There are a couple of hurdles here. The first is that as data becomes more ubiquitous, the proliferation of computational power and network connectivity creates a code execution on every device in our modern world. Digital businesses rely on this data generated by their applications to deliver the best products and services to customers. However, more data means more challenges with collecting, storing and analyzing it in a cost-effective way. Current one-size-fits-all licensing models for machine data storage create a data tax for many organizations. To address this issue, we need to change the economics of data storage and analytics, and offer models that give customers maximum flexibility to align their data and analytics consumption with their individual use cases while also keeping costs lower for storing large data sets.
Secondly, all of this data being collected across from various sources can benefit more than the IT department That opens the door for cross-functional teams to learn from each other’s data applications and adopt those same approaches across the business for unified success. It means that areas like machine data analytics grow in importance over time, as they can be specifically applied to solve problems. Iterating like this really helps analytics teams to prove their value.
Security analytics and automation will go from “in love” to “it’s complicated”
AI is getting a lot of hype. Every story around AI seems to be festooned with doomsday images, but AI as a technology still has a long way to go.
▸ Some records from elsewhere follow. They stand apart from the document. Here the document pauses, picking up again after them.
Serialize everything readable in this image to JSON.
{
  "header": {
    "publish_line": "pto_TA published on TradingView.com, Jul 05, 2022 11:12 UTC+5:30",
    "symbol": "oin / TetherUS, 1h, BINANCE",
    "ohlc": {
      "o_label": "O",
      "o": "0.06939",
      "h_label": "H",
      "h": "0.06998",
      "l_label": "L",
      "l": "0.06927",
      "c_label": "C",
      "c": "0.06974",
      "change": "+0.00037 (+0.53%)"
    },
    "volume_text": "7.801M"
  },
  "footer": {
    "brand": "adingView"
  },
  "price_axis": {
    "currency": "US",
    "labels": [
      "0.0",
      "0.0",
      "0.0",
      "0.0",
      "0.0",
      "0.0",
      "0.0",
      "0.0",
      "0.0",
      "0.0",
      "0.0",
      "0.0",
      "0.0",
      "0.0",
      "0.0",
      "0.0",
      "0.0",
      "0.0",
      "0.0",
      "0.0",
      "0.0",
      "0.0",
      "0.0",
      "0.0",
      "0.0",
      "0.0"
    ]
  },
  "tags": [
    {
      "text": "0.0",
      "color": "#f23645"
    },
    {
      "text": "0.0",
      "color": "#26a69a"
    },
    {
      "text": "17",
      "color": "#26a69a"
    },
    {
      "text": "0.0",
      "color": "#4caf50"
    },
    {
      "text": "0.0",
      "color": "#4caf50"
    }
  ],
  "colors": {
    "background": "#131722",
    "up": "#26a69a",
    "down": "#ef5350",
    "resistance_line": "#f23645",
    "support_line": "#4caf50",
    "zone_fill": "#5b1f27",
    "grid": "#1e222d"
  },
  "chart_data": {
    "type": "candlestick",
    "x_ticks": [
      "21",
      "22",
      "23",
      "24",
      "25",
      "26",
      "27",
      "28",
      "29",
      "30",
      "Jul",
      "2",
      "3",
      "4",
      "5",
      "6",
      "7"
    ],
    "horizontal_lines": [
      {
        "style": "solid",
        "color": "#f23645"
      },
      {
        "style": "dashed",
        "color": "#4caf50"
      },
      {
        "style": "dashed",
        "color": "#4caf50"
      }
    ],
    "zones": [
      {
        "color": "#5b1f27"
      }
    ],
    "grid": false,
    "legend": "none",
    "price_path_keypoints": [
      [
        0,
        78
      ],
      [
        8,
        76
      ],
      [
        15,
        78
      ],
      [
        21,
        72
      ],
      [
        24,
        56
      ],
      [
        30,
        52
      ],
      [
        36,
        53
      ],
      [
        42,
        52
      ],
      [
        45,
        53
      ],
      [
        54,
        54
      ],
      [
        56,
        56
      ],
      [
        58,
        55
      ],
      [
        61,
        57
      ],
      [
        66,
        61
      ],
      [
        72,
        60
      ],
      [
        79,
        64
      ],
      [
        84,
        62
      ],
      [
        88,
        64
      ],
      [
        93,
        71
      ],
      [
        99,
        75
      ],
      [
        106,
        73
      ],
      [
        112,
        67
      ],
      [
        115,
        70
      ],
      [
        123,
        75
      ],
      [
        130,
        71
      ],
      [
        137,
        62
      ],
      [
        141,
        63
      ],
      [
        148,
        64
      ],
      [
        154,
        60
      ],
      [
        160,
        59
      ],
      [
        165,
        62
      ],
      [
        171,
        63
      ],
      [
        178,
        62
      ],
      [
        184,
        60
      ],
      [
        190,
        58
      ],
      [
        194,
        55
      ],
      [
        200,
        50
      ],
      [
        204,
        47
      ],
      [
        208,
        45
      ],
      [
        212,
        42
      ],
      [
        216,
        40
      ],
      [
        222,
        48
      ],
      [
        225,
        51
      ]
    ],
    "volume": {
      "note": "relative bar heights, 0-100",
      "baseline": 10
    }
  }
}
For IT security teams, there’s a lot of noise around how AI will become embedded into security solutions. It’s true that automating more of the data investigation side will really help. However, that is not true AI, at least not yet.
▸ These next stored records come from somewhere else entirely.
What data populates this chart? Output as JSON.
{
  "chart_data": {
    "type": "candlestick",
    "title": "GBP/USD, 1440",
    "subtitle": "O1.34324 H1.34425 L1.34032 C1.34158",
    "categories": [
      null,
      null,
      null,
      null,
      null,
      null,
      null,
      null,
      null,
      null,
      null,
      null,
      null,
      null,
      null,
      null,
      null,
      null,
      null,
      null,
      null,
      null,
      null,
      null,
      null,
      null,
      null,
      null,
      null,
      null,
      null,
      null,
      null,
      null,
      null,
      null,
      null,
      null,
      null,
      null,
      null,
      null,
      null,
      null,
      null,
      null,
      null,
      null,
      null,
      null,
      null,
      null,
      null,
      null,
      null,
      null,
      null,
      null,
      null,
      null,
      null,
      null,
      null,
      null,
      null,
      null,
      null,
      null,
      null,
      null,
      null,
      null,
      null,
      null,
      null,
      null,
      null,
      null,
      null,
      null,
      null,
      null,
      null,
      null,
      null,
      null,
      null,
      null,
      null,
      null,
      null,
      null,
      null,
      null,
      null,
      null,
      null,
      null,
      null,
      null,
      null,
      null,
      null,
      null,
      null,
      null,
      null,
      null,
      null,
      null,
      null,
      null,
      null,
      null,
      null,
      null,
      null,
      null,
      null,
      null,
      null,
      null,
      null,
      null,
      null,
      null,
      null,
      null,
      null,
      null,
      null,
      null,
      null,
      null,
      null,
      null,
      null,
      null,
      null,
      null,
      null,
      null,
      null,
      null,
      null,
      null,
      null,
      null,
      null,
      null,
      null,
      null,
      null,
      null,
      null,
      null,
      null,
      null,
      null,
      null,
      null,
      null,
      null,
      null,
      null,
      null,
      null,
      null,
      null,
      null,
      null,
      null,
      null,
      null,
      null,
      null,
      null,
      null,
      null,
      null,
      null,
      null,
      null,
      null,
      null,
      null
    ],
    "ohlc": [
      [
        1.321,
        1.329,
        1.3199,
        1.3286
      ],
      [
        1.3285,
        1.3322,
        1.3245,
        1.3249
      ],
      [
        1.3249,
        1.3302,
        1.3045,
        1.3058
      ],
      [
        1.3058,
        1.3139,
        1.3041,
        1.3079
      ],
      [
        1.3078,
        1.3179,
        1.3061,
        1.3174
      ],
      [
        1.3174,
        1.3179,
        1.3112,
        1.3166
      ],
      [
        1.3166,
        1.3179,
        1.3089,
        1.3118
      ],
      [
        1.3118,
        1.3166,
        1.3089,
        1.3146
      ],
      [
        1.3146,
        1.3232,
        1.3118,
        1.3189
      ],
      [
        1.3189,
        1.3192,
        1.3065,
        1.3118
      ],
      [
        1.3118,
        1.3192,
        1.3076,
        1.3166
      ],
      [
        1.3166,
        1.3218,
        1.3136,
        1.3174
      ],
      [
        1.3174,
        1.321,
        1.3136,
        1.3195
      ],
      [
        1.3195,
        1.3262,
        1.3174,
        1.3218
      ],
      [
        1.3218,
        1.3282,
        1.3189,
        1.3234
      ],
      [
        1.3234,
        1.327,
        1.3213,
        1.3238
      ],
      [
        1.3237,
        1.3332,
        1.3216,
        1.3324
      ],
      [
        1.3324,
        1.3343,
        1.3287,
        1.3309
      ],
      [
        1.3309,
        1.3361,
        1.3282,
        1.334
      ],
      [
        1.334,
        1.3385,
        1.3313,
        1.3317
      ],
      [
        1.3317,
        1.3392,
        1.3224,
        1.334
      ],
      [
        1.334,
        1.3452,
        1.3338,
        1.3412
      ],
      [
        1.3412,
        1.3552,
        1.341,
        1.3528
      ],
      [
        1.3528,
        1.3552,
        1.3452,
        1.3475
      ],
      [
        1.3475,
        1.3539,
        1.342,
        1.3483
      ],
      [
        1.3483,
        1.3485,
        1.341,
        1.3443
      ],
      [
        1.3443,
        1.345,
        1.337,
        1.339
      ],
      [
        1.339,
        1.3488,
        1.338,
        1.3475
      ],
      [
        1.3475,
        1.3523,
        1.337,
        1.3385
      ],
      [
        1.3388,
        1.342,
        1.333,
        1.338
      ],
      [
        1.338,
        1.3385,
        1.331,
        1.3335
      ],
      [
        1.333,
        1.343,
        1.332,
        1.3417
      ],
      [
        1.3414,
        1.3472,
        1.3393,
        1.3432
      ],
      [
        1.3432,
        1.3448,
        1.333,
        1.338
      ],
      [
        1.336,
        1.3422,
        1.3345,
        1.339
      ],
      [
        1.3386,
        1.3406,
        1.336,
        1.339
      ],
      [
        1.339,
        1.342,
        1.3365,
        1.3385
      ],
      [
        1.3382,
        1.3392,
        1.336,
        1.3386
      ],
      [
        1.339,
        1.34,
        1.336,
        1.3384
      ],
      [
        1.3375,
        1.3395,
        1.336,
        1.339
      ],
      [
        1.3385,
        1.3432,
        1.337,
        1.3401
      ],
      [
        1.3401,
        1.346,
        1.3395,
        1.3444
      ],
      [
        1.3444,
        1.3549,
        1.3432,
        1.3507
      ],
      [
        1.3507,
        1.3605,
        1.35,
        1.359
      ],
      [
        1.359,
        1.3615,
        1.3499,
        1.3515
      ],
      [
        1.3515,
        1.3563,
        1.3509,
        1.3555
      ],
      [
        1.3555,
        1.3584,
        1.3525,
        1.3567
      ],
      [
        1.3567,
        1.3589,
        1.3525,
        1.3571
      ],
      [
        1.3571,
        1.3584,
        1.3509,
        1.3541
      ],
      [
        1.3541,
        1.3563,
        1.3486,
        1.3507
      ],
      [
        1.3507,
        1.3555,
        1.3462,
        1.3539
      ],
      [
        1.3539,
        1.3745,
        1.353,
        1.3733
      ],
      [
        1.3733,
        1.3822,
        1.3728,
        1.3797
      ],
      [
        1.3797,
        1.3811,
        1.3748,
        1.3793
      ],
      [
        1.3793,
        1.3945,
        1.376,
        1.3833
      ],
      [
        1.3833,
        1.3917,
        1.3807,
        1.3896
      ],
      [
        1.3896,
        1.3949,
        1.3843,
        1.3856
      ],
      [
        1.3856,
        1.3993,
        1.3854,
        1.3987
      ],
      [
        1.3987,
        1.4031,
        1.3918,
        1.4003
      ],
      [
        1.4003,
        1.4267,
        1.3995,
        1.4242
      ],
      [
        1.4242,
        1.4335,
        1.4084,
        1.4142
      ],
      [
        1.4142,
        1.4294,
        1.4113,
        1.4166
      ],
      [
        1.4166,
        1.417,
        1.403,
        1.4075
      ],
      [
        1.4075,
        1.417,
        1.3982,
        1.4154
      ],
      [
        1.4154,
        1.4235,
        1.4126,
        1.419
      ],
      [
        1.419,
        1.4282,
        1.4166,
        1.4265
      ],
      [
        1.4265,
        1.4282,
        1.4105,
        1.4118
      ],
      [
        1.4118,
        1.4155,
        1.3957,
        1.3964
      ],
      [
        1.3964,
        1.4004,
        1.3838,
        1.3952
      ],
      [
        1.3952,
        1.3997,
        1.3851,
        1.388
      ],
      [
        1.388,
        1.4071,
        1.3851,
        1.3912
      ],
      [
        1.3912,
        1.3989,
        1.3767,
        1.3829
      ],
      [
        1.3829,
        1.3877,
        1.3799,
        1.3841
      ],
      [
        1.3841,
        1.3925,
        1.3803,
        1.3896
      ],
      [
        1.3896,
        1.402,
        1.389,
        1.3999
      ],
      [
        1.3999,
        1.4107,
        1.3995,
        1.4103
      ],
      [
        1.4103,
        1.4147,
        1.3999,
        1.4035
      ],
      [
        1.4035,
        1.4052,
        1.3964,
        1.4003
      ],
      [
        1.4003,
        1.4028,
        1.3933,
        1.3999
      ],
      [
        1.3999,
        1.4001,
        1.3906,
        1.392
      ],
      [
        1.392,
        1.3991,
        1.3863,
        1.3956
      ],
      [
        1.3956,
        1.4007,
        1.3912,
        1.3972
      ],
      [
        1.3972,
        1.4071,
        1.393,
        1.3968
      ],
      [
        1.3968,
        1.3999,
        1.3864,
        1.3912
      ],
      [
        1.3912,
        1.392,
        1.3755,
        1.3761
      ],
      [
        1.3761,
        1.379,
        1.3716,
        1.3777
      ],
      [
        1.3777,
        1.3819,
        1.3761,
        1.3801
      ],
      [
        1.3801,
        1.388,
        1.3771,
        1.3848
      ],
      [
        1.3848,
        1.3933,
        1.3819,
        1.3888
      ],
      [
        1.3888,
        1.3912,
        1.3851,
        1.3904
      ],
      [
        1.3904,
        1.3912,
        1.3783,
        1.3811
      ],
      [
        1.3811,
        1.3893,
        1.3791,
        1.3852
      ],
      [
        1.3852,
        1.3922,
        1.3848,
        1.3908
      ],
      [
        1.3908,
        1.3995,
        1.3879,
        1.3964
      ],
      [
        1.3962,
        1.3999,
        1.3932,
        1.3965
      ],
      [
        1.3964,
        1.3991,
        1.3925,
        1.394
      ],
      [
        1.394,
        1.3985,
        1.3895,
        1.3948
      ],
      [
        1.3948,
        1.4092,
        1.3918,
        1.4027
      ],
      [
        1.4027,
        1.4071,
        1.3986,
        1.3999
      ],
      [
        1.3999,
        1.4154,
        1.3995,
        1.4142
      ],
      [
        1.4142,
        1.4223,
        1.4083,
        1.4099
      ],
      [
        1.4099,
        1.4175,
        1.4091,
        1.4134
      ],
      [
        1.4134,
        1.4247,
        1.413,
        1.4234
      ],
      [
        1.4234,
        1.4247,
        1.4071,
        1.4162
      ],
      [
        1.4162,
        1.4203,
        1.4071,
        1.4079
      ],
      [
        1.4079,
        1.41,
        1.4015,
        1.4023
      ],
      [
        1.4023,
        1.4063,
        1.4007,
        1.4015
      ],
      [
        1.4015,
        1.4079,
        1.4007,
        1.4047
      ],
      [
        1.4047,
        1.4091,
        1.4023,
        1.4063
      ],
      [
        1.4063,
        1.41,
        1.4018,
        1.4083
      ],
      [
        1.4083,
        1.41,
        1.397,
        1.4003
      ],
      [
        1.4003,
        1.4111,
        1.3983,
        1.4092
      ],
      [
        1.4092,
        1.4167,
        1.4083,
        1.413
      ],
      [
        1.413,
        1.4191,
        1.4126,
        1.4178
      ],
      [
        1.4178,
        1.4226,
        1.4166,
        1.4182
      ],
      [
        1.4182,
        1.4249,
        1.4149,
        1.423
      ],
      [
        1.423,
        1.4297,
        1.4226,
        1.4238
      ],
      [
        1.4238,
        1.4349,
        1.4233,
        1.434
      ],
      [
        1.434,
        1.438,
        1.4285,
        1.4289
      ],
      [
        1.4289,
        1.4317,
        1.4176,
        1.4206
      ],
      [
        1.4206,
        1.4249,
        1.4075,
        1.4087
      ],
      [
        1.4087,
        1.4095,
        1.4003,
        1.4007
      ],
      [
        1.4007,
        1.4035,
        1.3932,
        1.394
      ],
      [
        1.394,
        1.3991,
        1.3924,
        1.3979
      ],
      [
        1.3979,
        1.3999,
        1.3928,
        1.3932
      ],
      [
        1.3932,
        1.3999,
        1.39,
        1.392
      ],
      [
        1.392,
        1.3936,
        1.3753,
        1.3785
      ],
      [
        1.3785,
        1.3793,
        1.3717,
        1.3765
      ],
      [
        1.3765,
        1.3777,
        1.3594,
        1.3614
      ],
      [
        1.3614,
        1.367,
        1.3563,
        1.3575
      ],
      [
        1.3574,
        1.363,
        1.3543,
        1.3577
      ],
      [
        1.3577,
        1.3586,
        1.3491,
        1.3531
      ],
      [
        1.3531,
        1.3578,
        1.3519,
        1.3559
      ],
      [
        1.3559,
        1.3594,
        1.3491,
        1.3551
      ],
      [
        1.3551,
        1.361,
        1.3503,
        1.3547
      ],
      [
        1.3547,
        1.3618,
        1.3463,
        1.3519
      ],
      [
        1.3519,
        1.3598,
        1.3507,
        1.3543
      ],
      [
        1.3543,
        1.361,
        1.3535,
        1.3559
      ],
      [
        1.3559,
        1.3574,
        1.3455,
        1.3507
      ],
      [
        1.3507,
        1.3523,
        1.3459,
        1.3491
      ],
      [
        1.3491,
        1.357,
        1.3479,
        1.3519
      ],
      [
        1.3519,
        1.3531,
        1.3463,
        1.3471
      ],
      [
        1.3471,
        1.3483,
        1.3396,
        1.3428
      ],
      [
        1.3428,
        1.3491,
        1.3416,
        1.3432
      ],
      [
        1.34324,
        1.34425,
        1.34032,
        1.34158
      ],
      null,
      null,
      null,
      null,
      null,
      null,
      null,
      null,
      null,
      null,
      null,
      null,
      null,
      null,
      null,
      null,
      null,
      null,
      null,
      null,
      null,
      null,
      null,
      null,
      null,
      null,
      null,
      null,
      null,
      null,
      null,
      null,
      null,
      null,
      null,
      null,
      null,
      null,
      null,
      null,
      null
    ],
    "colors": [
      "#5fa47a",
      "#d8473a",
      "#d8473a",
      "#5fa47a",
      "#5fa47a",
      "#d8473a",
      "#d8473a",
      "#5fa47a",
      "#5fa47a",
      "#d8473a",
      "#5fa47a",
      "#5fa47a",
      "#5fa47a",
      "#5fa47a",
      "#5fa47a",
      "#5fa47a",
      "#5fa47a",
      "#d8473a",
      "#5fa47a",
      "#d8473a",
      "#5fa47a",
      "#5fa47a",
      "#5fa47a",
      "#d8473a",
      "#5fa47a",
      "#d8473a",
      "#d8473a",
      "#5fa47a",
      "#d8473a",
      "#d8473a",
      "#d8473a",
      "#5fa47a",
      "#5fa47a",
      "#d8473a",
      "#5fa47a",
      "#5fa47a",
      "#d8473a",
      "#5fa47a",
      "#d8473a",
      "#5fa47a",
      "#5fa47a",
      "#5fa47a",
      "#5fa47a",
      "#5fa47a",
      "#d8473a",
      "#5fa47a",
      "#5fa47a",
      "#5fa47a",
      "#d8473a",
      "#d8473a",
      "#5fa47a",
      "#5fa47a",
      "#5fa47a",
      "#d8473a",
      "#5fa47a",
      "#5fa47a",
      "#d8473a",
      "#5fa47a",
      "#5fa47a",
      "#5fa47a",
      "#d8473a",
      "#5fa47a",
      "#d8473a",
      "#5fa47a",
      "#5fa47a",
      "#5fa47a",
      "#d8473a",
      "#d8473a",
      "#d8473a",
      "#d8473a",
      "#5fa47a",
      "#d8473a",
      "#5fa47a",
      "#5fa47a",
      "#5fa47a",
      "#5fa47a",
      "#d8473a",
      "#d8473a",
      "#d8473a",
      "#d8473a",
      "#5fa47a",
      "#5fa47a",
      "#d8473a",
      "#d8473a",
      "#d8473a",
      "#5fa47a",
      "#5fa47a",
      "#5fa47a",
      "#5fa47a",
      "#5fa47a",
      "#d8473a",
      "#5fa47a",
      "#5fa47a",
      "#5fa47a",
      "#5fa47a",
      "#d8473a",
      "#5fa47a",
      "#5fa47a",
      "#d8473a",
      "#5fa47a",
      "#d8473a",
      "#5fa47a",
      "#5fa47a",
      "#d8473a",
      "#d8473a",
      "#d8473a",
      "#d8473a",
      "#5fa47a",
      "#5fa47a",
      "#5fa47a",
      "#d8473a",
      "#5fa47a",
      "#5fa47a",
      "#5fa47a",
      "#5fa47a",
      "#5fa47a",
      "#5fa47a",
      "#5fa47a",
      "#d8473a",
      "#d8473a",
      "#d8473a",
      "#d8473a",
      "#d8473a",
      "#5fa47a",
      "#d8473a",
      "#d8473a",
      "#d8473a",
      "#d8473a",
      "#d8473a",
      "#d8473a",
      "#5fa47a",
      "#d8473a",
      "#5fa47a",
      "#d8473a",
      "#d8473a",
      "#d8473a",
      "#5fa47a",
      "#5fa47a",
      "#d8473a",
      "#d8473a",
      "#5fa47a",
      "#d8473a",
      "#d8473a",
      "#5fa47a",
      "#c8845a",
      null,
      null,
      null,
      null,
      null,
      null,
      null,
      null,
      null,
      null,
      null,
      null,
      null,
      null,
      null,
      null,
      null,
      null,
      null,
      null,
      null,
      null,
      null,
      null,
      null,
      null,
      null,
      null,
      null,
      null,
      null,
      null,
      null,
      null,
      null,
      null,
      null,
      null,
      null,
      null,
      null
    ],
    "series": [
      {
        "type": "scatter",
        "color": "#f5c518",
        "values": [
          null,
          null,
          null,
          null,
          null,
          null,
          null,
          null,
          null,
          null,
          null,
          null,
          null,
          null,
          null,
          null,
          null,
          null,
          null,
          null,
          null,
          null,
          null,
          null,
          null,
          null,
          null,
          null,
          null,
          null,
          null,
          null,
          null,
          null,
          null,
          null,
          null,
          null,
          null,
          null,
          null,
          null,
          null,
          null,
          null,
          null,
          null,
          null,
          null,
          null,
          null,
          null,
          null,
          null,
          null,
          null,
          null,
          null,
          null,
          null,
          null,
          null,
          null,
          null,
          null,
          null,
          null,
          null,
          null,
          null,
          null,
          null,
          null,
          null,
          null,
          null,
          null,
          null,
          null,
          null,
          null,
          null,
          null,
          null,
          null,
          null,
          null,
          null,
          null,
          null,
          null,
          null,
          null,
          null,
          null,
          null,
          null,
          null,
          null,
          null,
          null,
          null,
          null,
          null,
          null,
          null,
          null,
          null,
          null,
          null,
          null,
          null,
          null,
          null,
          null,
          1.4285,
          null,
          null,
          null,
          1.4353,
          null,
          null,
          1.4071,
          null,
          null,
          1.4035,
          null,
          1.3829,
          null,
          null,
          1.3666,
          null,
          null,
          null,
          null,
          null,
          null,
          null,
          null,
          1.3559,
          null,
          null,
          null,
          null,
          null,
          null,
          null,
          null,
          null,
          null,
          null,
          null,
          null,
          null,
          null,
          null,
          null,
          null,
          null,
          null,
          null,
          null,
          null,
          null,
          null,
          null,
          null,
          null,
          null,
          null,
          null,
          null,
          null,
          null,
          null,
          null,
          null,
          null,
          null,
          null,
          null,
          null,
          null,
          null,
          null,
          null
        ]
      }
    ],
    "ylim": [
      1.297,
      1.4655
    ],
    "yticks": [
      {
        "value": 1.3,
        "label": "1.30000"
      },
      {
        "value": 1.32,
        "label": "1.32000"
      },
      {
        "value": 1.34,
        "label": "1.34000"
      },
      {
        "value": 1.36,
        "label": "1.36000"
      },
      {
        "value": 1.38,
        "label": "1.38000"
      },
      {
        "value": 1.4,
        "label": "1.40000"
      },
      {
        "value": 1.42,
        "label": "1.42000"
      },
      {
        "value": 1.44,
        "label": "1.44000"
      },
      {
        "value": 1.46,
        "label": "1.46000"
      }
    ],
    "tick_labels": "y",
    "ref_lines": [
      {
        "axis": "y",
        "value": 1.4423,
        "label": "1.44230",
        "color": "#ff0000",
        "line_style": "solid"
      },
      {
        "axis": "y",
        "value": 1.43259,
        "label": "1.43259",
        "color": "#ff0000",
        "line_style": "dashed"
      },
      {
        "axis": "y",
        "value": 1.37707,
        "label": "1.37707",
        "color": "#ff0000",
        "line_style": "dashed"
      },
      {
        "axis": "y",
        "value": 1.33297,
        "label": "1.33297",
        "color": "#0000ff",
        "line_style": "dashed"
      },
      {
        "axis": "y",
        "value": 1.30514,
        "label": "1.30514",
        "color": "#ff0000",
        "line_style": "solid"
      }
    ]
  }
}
Like all relationships, the links between humans, machines and security will get more complicated. The sheer volume of data available from IT assets – cloud, servers, networks, et cetera – is vast, and making sense of it requires context. Automation and machine learning tools will help strengthen security because they can cut out the “human element” of having to investigate, prioritize and correlate security alerts and events at scale.
Using analytics, systems can help determine which ones are critical and should be investigated further. What could take hours for a human, can take seconds for a machine, and then once the alert is identified, the human comes in with the necessary context to understand what, how why things went wrong and how to resolve the issue moving forward. This is where humans can come in and apply the mix of experience and intuition that is unique to us.
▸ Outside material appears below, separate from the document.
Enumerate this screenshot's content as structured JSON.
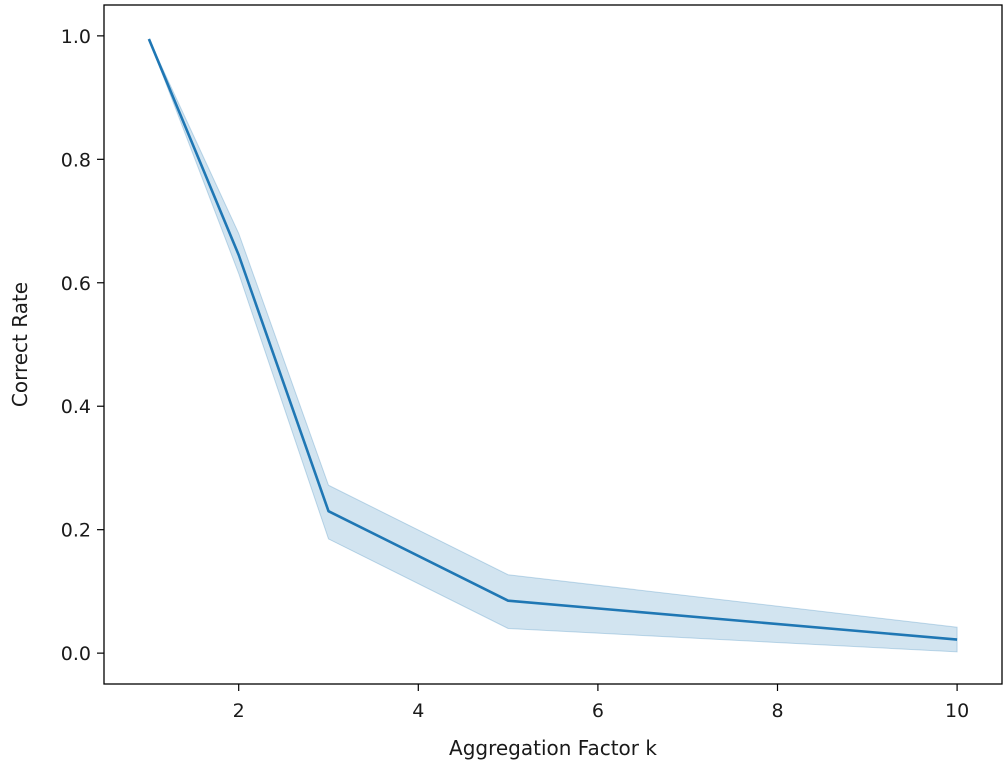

Normally, AI stories tend to attract rumors of job losses or replacements of roles. Now, some areas of the economy might see this – for example, we don’t have people working en masse in telecoms exchanges today. However, there are two reasons why this won’t affect the IT security sector as much, if at all.
Firstly, there is such a dearth of skilled professionals in the IT security space that there are more roles than there are people to fill them. Secondly, while using ML-driven analytics is good at matching known patterns and spotting outliers, it is not as good at explaining why those outliers are risky or not. That requires experience with investigating the unknown, which AI is not currently capable of.